Catholic closures in limbo

By Chinta Puxley

Putting school closures off a year may not be enough to save Ottawa’s downtown Catholic schools.
As suburbs rapidly expand, downtown schools could still be sacrificed for new suburban schools.

The Ottawa-Carleton Catholic School Board announced the recommended closure of 10 schools Nov. 5, including Centretown’s St. Mary elementary school. The board at a meeting this week decided to delay any closure decision until next March.

In a surprise announcement Nov. 6, Premier Mike Harris gave the board another year to make the decision. Harris said the formula boards use to determine which schools close may change, throwing the board’s recommendations into question.

“The announcement caught us by surprise considering the board made an application to the minister for an extension of time . . . and we didn’t get what we asked for,” says Catholic board chair Ron Larkin.
“Our staff has been burning midnight oil to get a handle on the closure issue by the deadline Dec. 21, and then out of the blue, the premier makes this announcement.”

Two days before Harris’s announcement, the board found a way to turn closures into money for new suburban schools. Some Ottawa schools are half-full while many in the suburbs rely on portable classrooms.

“We need a minimum of five elementary schools to meet the growing demands of the outlying areas,” Larkin says, pointing to the communities of Barrhaven, Stittsville, Bridlewood, Cumberland and Gloucester. “They are getting bigger by the day.”

The Catholic board had 4,000 vacant pupil spaces to eliminate. The 10 recommended school closures would wipe out spaces for 5,000 pupils, leaving 1,000 children without schools. Under the province’s funding criteria, the board could build three new schools in the suburbs.

Although the impact of the premier’s announcement is yet unclear, Larkin says little has changed.
“While the announcement provides a bit of a respite, it doesn’t provide any solutions,” Larkin says. “They are forcing us to close schools to get entitlement for schools in growth areas.”

Anne Plante-Perkins, co-chair of the Catholic Parents’ Association, says the board should thoroughly study the closures from other angles.

“All we have is the staff report,” Plante-Perkins says. “It’s not the whole story. It looks at it strictly from facts and figures, not at community impact.”

The closure of downtown schools perpetuates a vicious cycle, Plante-Perkins argues. Parents move to the suburbs and increase the demand for schools. As enrolment decreases in the city, schools close, making downtown less attractive to families.

“The only people that will move there will be empty-nesters, single people and people without kids,” she says. “The only people left in the inner part of the city with kids will be people who cannot afford to move into the suburbs or in the ritzier part of the city.”

The premier’s announcement did little to relieve Marie Boyes, principal of St. Mary elementary school on Beech Avenue.
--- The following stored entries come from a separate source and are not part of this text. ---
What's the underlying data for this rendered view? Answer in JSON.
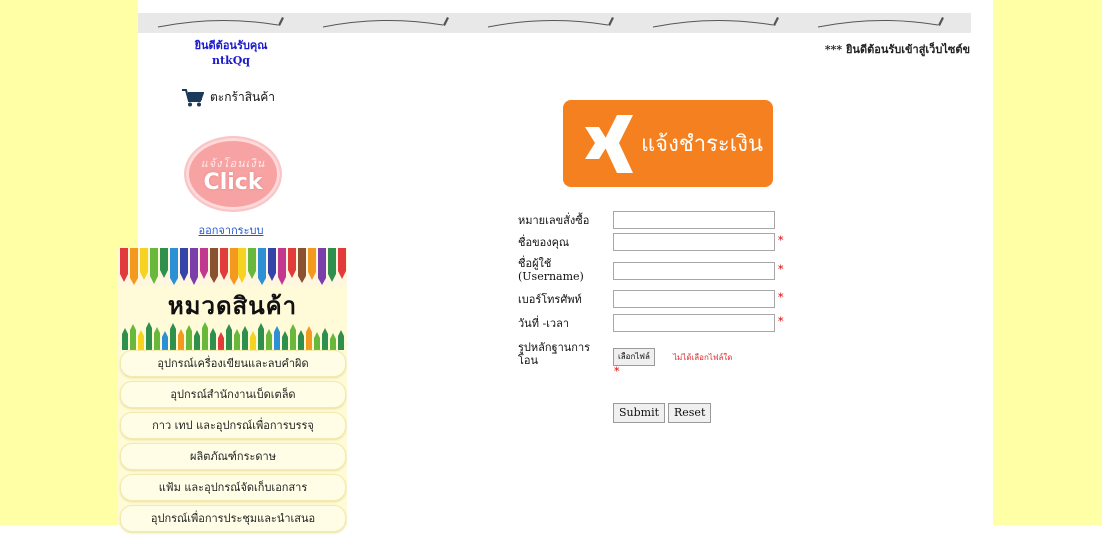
{
  "welcome": {
    "greeting": "ยินดีต้อนรับคุณ",
    "username": "ntkQq",
    "site_message": "*** ยินดีต้อนรับเข้าสู่เว็บไซต์ข"
  },
  "sidebar": {
    "cart_label": "ตะกร้าสินค้า",
    "pay_button": {
      "small_text": "แจ้งโอนเงิน",
      "big_text": "Click"
    },
    "logout_label": "ออกจากระบบ",
    "category_title": "หมวดสินค้า",
    "categories": [
      "อุปกรณ์เครื่องเขียนและลบคำผิด",
      "อุปกรณ์สำนักงานเบ็ดเตล็ด",
      "กาว เทป และอุปกรณ์เพื่อการบรรจุ",
      "ผลิตภัณฑ์กระดาษ",
      "แฟ้ม และอุปกรณ์จัดเก็บเอกสาร",
      "อุปกรณ์เพื่อการประชุมและนำเสนอ"
    ]
  },
  "main": {
    "logo_text": "แจ้งชำระเงิน",
    "form": {
      "order_number_label": "หมายเลขสั่งซื้อ",
      "order_number_value": "",
      "your_name_label": "ชื่อของคุณ",
      "your_name_value": "",
      "username_label_line1": "ชื่อผู้ใช้",
      "username_label_line2": "(Username)",
      "username_value": "",
      "phone_label": "เบอร์โทรศัพท์",
      "phone_value": "",
      "datetime_label": "วันที่ -เวลา",
      "datetime_value": "",
      "proof_label_line1": "รูปหลักฐานการ",
      "proof_label_line2": "โอน",
      "file_button_label": "เลือกไฟล์",
      "file_status": "ไม่ได้เลือกไฟล์ใด",
      "required_mark": "*",
      "submit_label": "Submit",
      "reset_label": "Reset"
    }
  },
  "colors": {
    "page_side": "#ffffa6",
    "logo_orange": "#f4801f",
    "required_red": "#dd0000",
    "link_blue": "#2255cc"
  },
  "icons": [
    "cart-icon",
    "x-logo-icon"
  ]
}
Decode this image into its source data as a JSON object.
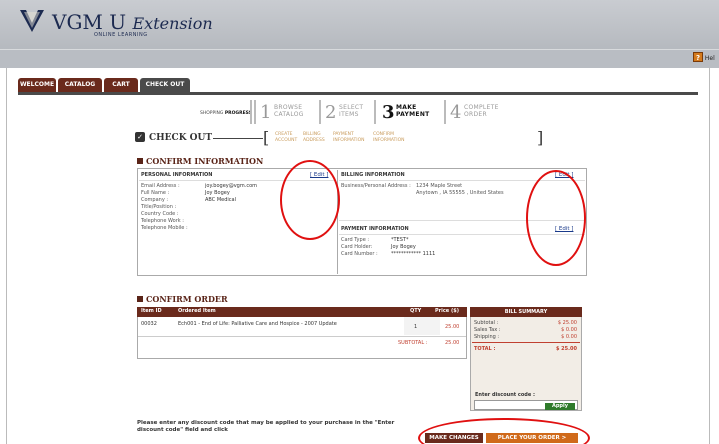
{
  "header": {
    "logo_title": "VGM U",
    "logo_title_ext": "Extension",
    "logo_sub": "ONLINE LEARNING",
    "help": "Hel"
  },
  "tabs": [
    {
      "label": "WELCOME"
    },
    {
      "label": "CATALOG"
    },
    {
      "label": "CART"
    },
    {
      "label": "CHECK OUT"
    }
  ],
  "progress": {
    "label_prefix": "SHOPPING",
    "label_bold": "PROGRESS",
    "steps": [
      {
        "num": "1",
        "line1": "BROWSE",
        "line2": "CATALOG"
      },
      {
        "num": "2",
        "line1": "SELECT",
        "line2": "ITEMS"
      },
      {
        "num": "3",
        "line1": "MAKE",
        "line2": "PAYMENT"
      },
      {
        "num": "4",
        "line1": "COMPLETE",
        "line2": "ORDER"
      }
    ]
  },
  "checkout": {
    "title": "CHECK OUT",
    "steps": [
      {
        "line1": "CREATE",
        "line2": "ACCOUNT"
      },
      {
        "line1": "BILLING",
        "line2": "ADDRESS"
      },
      {
        "line1": "PAYMENT",
        "line2": "INFORMATION"
      },
      {
        "line1": "CONFIRM",
        "line2": "INFORMATION"
      }
    ]
  },
  "confirm_info": {
    "title": "CONFIRM INFORMATION",
    "personal": {
      "heading": "PERSONAL INFORMATION",
      "edit": "[ Edit ]",
      "fields": [
        {
          "label": "Email Address :",
          "value": "joy.bogey@vgm.com"
        },
        {
          "label": "Full Name :",
          "value": "Joy  Bogey"
        },
        {
          "label": "Company :",
          "value": "ABC Medical"
        },
        {
          "label": "Title/Position :",
          "value": ""
        },
        {
          "label": "Country Code :",
          "value": ""
        },
        {
          "label": "Telephone Work :",
          "value": ""
        },
        {
          "label": "Telephone Mobile :",
          "value": ""
        }
      ]
    },
    "billing": {
      "heading": "BILLING INFORMATION",
      "edit": "[ Edit ]",
      "label": "Business/Personal Address :",
      "line1": "1234 Maple Street",
      "line2": "Anytown , IA  55555 , United States"
    },
    "payment": {
      "heading": "PAYMENT INFORMATION",
      "edit": "[ Edit ]",
      "fields": [
        {
          "label": "Card Type :",
          "value": "*TEST*"
        },
        {
          "label": "Card Holder:",
          "value": "Joy Bogey"
        },
        {
          "label": "Card Number :",
          "value": "************ 1111"
        }
      ]
    }
  },
  "confirm_order": {
    "title": "CONFIRM ORDER",
    "columns": [
      "Item ID",
      "Ordered Item",
      "QTY",
      "Price ($)"
    ],
    "rows": [
      {
        "id": "00032",
        "item": "Ech001 - End of Life: Palliative Care and Hospice - 2007 Update",
        "qty": "1",
        "price": "25.00"
      }
    ],
    "subtotal_label": "SUBTOTAL :",
    "subtotal_value": "25.00"
  },
  "bill_summary": {
    "heading": "BILL SUMMARY",
    "subtotal_label": "Subtotal :",
    "subtotal": "$ 25.00",
    "tax_label": "Sales Tax :",
    "tax": "$ 0.00",
    "shipping_label": "Shipping :",
    "shipping": "$ 0.00",
    "total_label": "TOTAL :",
    "total": "$ 25.00",
    "discount_label": "Enter discount code :",
    "apply": "Apply"
  },
  "note": "Please enter any discount code that may be applied to your purchase in the \"Enter discount code\" field and click",
  "actions": {
    "make_changes": "MAKE CHANGES",
    "place_order": "PLACE YOUR ORDER  >"
  },
  "colors": {
    "accent": "#6a2a1c",
    "highlight": "#d06a1a",
    "annotation": "#e01010"
  }
}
The school is one of the six Ottawa schools on the board’s chopping block. The 150 St. Mary pupils are supposed to move to two schools further west, St. George on Piccadilly Avenue and St. Elizabeth on Admiral Avenue.

“No one knows what the impact will be on us. We’re going to have to wait and see what happens,” Boyes says, adding the only information she has received is through media reports.

The Catholic board, in turn, has not yet decided how to proceed. That leaves Boyes and her students in limbo.